L.A. County has since reported to the state that it has corrected all of the deficiencies at Los Padrinos and all but one of the issues identified at Nidorf, according to a BSCC spokesperson. State inspectors are expected to visit both facilities this week to verify the county’s compliance.

Regardless, Los Angeles County will have to appear before the BSCC at its next meeting in February for a “suitability determination” because it did not correct all of the areas of noncompliance at Nidorf, the BSCC spokesperson said. If the SYTF at Nidorf is found to be “unsuitable,” the county will have 60 days to address the remaining issues, or the facility will be shut down, much like the county’s other juvenile halls were last year.

In a letter to the BSCC, the Probation Department blamed the Department of Justice for delays that prevented staff from completing the necessary training before the Jan. 5 deadline. The letter states that the county’s training manuals had to be approved by the DOJ, per a court order, and the training is now expected to be completed by Feb. 9, just six days before the BSCC’s next meeting.

Critics are skeptical that the department has sufficiently addressed its staffing woes. The department’s corrective action plan, the document describing how it would address areas of noncompliance, states that “staffing numbers are slowly increasing as more full-time staff are reporting to work with more frequency.”

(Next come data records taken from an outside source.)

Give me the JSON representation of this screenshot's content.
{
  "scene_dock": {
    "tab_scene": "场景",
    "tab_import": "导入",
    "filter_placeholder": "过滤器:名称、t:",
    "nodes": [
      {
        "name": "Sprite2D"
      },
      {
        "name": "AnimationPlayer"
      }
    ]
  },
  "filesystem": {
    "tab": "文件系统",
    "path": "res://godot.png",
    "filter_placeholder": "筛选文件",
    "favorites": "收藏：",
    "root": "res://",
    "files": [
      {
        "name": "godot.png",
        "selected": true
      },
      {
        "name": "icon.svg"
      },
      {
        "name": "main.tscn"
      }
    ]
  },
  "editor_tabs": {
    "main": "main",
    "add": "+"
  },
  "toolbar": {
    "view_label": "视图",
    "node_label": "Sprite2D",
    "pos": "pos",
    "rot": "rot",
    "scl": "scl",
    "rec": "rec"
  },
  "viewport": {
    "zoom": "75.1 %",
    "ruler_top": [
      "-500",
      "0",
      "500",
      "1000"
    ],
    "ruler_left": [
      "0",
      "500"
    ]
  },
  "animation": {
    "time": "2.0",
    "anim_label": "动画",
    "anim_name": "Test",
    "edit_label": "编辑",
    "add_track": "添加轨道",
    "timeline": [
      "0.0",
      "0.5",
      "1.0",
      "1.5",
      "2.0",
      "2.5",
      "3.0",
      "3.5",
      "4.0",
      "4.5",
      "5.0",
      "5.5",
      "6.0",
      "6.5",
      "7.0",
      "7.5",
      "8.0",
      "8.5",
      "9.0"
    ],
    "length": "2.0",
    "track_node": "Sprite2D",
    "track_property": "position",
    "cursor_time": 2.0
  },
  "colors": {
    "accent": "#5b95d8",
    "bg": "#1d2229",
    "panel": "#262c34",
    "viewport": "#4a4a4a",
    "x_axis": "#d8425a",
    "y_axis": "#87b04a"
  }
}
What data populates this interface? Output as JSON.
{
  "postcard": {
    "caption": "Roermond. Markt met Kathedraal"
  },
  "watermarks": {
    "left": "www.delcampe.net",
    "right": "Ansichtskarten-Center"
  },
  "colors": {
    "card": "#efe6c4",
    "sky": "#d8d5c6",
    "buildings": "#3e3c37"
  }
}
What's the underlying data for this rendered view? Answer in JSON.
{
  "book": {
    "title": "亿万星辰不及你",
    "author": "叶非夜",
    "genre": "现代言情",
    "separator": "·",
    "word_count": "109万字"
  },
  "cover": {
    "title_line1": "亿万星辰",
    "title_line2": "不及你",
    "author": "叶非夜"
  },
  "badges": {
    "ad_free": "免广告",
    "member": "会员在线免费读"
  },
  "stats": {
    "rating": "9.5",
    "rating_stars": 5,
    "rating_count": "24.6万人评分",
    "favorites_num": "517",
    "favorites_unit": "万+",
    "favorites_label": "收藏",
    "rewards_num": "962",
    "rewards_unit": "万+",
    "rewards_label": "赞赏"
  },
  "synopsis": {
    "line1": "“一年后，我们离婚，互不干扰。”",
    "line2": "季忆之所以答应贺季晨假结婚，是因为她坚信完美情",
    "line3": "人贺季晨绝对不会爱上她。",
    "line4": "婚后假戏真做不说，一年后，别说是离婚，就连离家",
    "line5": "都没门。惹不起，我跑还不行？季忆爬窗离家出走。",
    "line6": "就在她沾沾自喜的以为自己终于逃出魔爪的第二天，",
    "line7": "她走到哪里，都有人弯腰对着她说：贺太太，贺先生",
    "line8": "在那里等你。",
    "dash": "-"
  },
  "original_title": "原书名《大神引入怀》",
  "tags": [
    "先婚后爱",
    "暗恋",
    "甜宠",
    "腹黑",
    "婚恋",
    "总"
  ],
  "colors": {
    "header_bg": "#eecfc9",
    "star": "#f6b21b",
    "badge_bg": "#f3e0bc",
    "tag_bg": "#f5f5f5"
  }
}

Sean Garcia-Leys, an oversight commissioner, said there may be more employees on-site, in part because of a requirement for field staff to work weekly shifts in the halls, but not enough of those employees are inside the units with the juveniles.

“There’s no evidence that anything is really improving,” he said.

Data provided by the department to the Los Angeles County Probation Oversight Commission last week suggests there has been a drop in the number of employees on continuous leaves, but the number of individuals requiring intermittent leaves or light duty assignments has either worsened or stayed flat.

At the same time, the average number of employees calling out at both Los Padrinos and Nidorf similarly remained relatively unchanged from August to December 2023, according to the data.

The department, with assistance from the county’s human resources department, has issued nearly 1,000 informal and formal actions against employees since January 2022 for excessive and unscheduled patterns of absenteeism, according to the data.